Did anyone do the math on burning off 600-800 calories of dietary carb, before you even get to the stored fat which you want to lose? The NIH says for a 140 pound woman, 370 calories per hour for moderate exercise.
Why oh why would someone just not eat 6 slices of bread in the first place! Go straight to glycogen and stored fat for the source of energy.
maxlharris
07-31-2008, 02:53 PM
You;d have to buy the publication that published the study (or the study itself online) to make any determination of anything that isn't in the abstract.
Clearly, 30 minutes of slow walk around the neighborhood is better than 30 minutes of couch sitting from a total health perspective. And clearly, LC is better for weight loss than LF/CR. And clearly, 8 million other things that complicate the equation of losing weight and maintaining health.

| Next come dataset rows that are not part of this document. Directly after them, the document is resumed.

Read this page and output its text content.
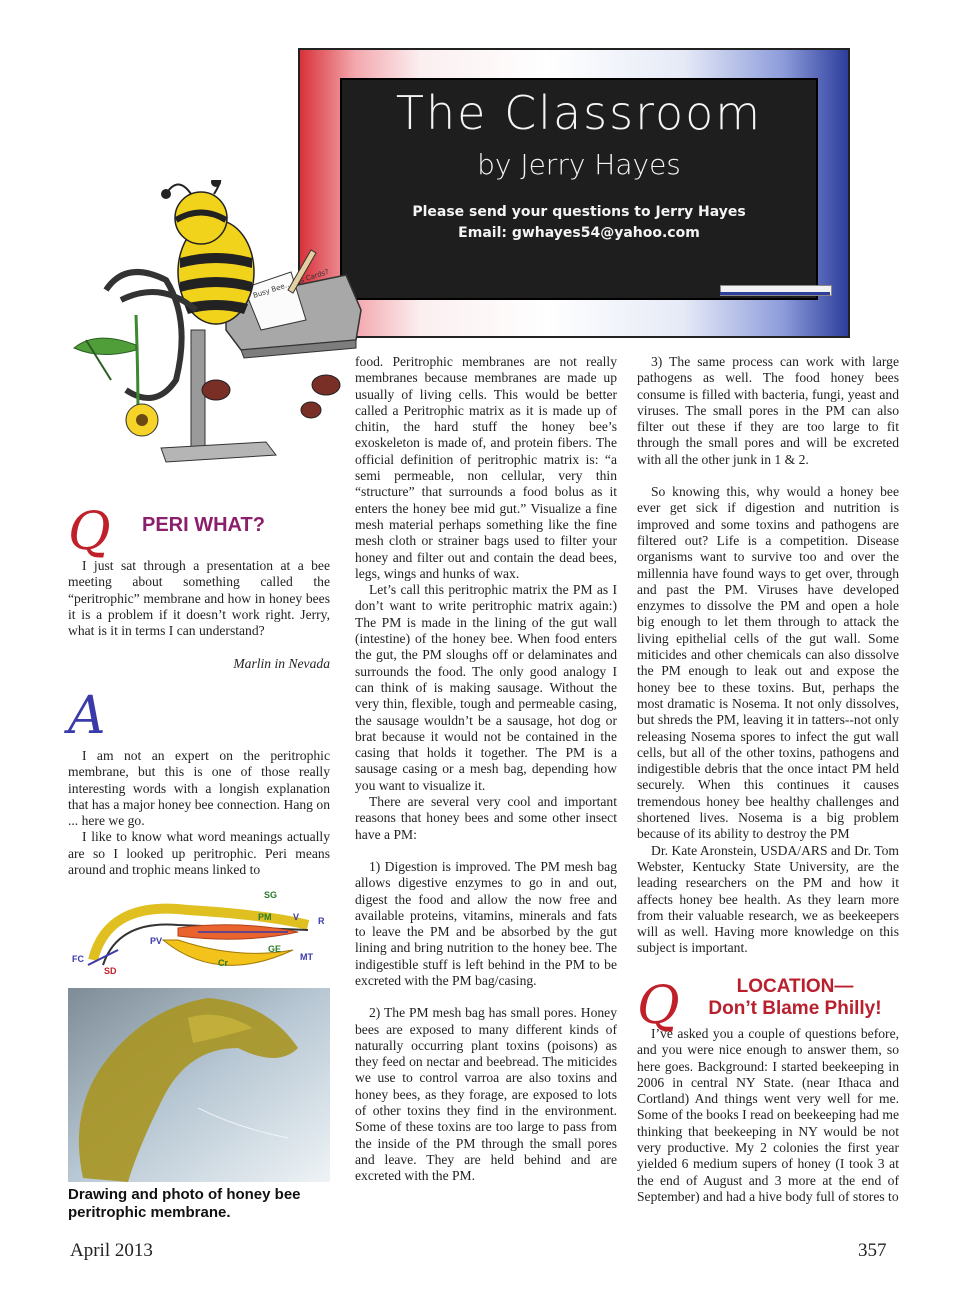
The Classroom
by Jerry Hayes
Please send your questions to Jerry Hayes
Email: gwhayes54@yahoo.com
Busy Bee… Cards?
Q PERI WHAT?

I just sat through a presentation at a bee meeting about something called the “peritrophic” membrane and how in honey bees it is a problem if it doesn’t work right. Jerry, what is it in terms I can understand?

Marlin in Nevada
A

I am not an expert on the peritrophic membrane, but this is one of those really interesting words with a longish explanation that has a major honey bee connection. Hang on ... here we go.

I like to know what word meanings actually are so I looked up peritrophic. Peri means around and trophic means linked to

SG
PM V R
FC
PV
GE
MT
SD
Cr
Drawing and photo of honey bee peritrophic membrane.

food. Peritrophic membranes are not really membranes because membranes are made up usually of living cells. This would be better called a Peritrophic matrix as it is made up of chitin, the hard stuff the honey bee’s exoskeleton is made of, and protein fibers. The official definition of peritrophic matrix is: “a semi permeable, non cellular, very thin “structure” that surrounds a food bolus as it enters the honey bee mid gut.” Visualize a fine mesh material perhaps something like the fine mesh cloth or strainer bags used to filter your honey and filter out and contain the dead bees, legs, wings and hunks of wax.

Let’s call this peritrophic matrix the PM as I don’t want to write peritrophic matrix again:) The PM is made in the lining of the gut wall (intestine) of the honey bee. When food enters the gut, the PM sloughs off or delaminates and surrounds the food. The only good analogy I can think of is making sausage. Without the very thin, flexible, tough and permeable casing, the sausage wouldn’t be a sausage, hot dog or brat because it would not be contained in the casing that holds it together. The PM is a sausage casing or a mesh bag, depending how you want to visualize it.

There are several very cool and important reasons that honey bees and some other insect have a PM:

1) Digestion is improved. The PM mesh bag allows digestive enzymes to go in and out, digest the food and allow the now free and available proteins, vitamins, minerals and fats to leave the PM and be absorbed by the gut lining and bring nutrition to the honey bee. The indigestible stuff is left behind in the PM to be excreted with the PM bag/casing.

2) The PM mesh bag has small pores. Honey bees are exposed to many different kinds of naturally occurring plant toxins (poisons) as they feed on nectar and beebread. The miticides we use to control varroa are also toxins and honey bees, as they forage, are exposed to lots of other toxins they find in the environment. Some of these toxins are too large to pass from the inside of the PM through the small pores and leave. They are held behind and are excreted with the PM.

3) The same process can work with large pathogens as well. The food honey bees consume is filled with bacteria, fungi, yeast and viruses. The small pores in the PM can also filter out these if they are too large to fit through the small pores and will be excreted with all the other junk in 1 & 2.

So knowing this, why would a honey bee ever get sick if digestion and nutrition is improved and some toxins and pathogens are filtered out? Life is a competition. Disease organisms want to survive too and over the millennia have found ways to get over, through and past the PM. Viruses have developed enzymes to dissolve the PM and open a hole big enough to let them through to attack the living epithelial cells of the gut wall. Some miticides and other chemicals can also dissolve the PM enough to leak out and expose the honey bee to these toxins. But, perhaps the most dramatic is Nosema. It not only dissolves, but shreds the PM, leaving it in tatters--not only releasing Nosema spores to infect the gut wall cells, but all of the other toxins, pathogens and indigestible debris that the once intact PM held securely. When this continues it causes tremendous honey bee healthy challenges and shortened lives. Nosema is a big problem because of its ability to destroy the PM

Dr. Kate Aronstein, USDA/ARS and Dr. Tom Webster, Kentucky State University, are the leading researchers on the PM and how it affects honey bee health. As they learn more from their valuable research, we as beekeepers will as well. Having more knowledge on this subject is important.

Q	LOCATION—
Don’t Blame Philly!

I’ve asked you a couple of questions before, and you were nice enough to answer them, so here goes. Background: I started beekeeping in 2006 in central NY State. (near Ithaca and Cortland) And things went very well for me. Some of the books I read on beekeeping had me thinking that beekeeping in NY would be not very productive. My 2 colonies the first year yielded 6 medium supers of honey (I took 3 at the end of August and 3 more at the end of September) and had a hive body full of stores to

April 2013	357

I'm afraid that some of the response to this study around the interwebs doesn't make a whole lot of sense. The whole thing is, if you eat like the government tells you (food pyramid) and exercise like the government tells you (30 minutes of light activity a day), you aren't going to reach any kind of weight loss goal. This is probably news to a lot of people. Probably not anyone around here, but maybe to some who aren't well read or who are new to LC living. All that said, clearly 30 mins of a little something is better than 30 mins of nothing, but that doesn't mean that 30 minutes of light exercise is necessarily good or enough. And clearly, they could look at NEA, but since most people don't get much in the way of NEA, why bother? It's known that more NEA is probably better than some marginal extra exercise. But how do you tell someone to increase their general activity? Get up from your desk and walk around a little and random intervals through the day? That feels a lot more like additional exercise. Quit your job and get one that has more NEA? Impractical. Live more outside. I guess so.
Shadow
08-01-2008, 09:42 AM
The whole thing is, if you eat like the government tells you (food pyramid) and exercise like the government tells you (30 minutes of light activity a day), you aren't going to reach any kind of weight loss goal. This is probably news to a lot of people.

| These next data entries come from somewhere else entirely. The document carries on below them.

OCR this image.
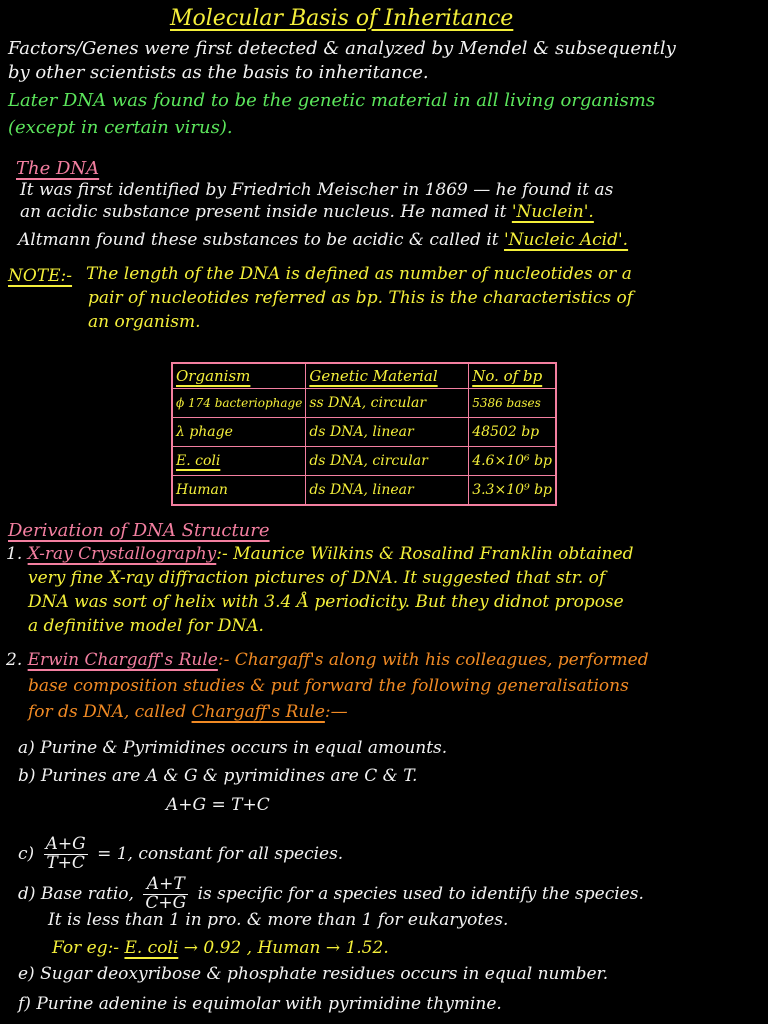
Molecular Basis of Inheritance
Factors/Genes were first detected & analyzed by Mendel & subsequently
by other scientists as the basis to inheritance.
Later DNA was found to be the genetic material in all living organisms
(except in certain virus).
The DNA
It was first identified by Friedrich Meischer in 1869 — he found it as
an acidic substance present inside nucleus. He named it 'Nuclein'.
Altmann found these substances to be acidic & called it 'Nucleic Acid'.
NOTE:- The length of the DNA is defined as number of nucleotides or a
pair of nucleotides referred as bp. This is the characteristics of
an organism.
Organism	Genetic Material	No. of bp
ϕ 174 bacteriophage	ss DNA, circular	5386 bases
λ phage	ds DNA, linear	48502 bp
E. coli	ds DNA, circular	4.6×10⁶ bp
Human	ds DNA, linear	3.3×10⁹ bp
Derivation of DNA Structure
1. X-ray Crystallography:- Maurice Wilkins & Rosalind Franklin obtained
very fine X-ray diffraction pictures of DNA. It suggested that str. of
DNA was sort of helix with 3.4 Å periodicity. But they didnot propose
a definitive model for DNA.
2. Erwin Chargaff's Rule:- Chargaff's along with his colleagues, performed
base composition studies & put forward the following generalisations
for ds DNA, called Chargaff's Rule:—
a) Purine & Pyrimidines occurs in equal amounts.
b) Purines are A & G & pyrimidines are C & T.
A+G = T+C
$c) \frac{A+G}{T+C} = 1$, constant for all species.
d) Base ratio, $\frac{A+T}{C+G}$ is specific for a species used to identify the species.
It is less than 1 in pro. & more than 1 for eukaryotes.
For eg:- E. coli → 0.92 , Human → 1.52.
e) Sugar deoxyribose & phosphate residues occurs in equal number.
f) Purine adenine is equimolar with pyrimidine thymine.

Agreed :nod:. Sadly, I fell into their trap for many years thinking I was doing the 'right' thing :rolleyes:.
All that said, clearly 30 mins of a little something is better than 30 mins of nothing, but that doesn't mean that 30 minutes of light exercise is necessarily good or enough.

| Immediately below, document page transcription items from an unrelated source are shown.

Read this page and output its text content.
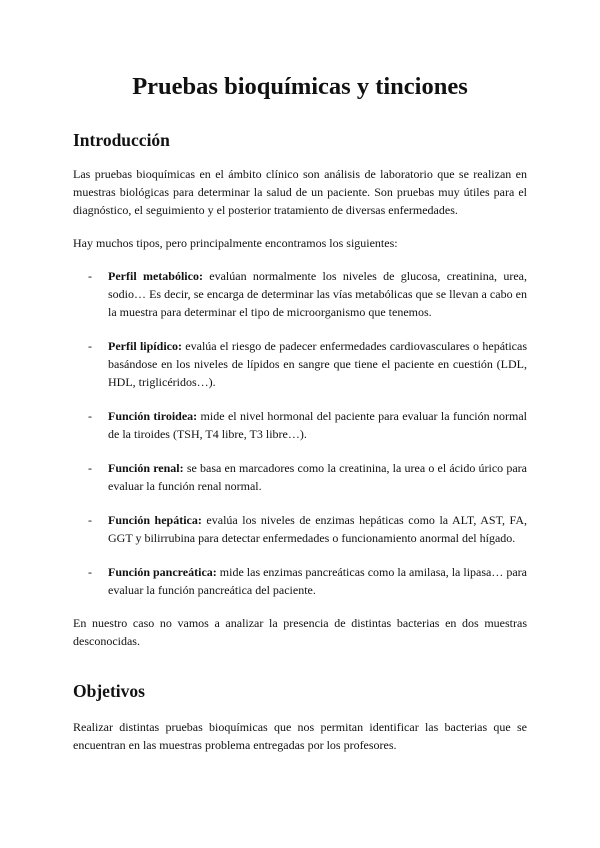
Pruebas bioquímicas y tinciones
Introducción

Las pruebas bioquímicas en el ámbito clínico son análisis de laboratorio que se realizan en muestras biológicas para determinar la salud de un paciente. Son pruebas muy útiles para el diagnóstico, el seguimiento y el posterior tratamiento de diversas enfermedades.

Hay muchos tipos, pero principalmente encontramos los siguientes:

- Perfil metabólico: evalúan normalmente los niveles de glucosa, creatinina, urea, sodio… Es decir, se encarga de determinar las vías metabólicas que se llevan a cabo en la muestra para determinar el tipo de microorganismo que tenemos.
- Perfil lipídico: evalúa el riesgo de padecer enfermedades cardiovasculares o hepáticas basándose en los niveles de lípidos en sangre que tiene el paciente en cuestión (LDL, HDL, triglicéridos…).
- Función tiroidea: mide el nivel hormonal del paciente para evaluar la función normal de la tiroides (TSH, T4 libre, T3 libre…).
- Función renal: se basa en marcadores como la creatinina, la urea o el ácido úrico para evaluar la función renal normal.
- Función hepática: evalúa los niveles de enzimas hepáticas como la ALT, AST, FA, GGT y bilirrubina para detectar enfermedades o funcionamiento anormal del hígado.
- Función pancreática: mide las enzimas pancreáticas como la amilasa, la lipasa… para evaluar la función pancreática del paciente.

En nuestro caso no vamos a analizar la presencia de distintas bacterias en dos muestras desconocidas.

Objetivos

Realizar distintas pruebas bioquímicas que nos permitan identificar las bacterias que se encuentran en las muestras problema entregadas por los profesores.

I agree again. 30 minutes of light exercise is not enough. However, looking at this from the viewpoint of the purpose behind the Movers & Shakers forum, most of the beginners here do 30 minutes or less because it takes a while to figure out how to fit more into the day, not to mention the effort it takes to get the body adapted to any exercise routine. And because it is so new to them, and because several of the people here are battling physical injuries/illnesses, what is "light" to you and I is definitely not "light" to them. As time moves on and they get more fit, they will hopefully increase their time &/or intensity. But in the meantime, that 30 minutes is much more than what most of them ever committed to :). So for their intents and purposes, 30 minutes is definitely enough to make a difference.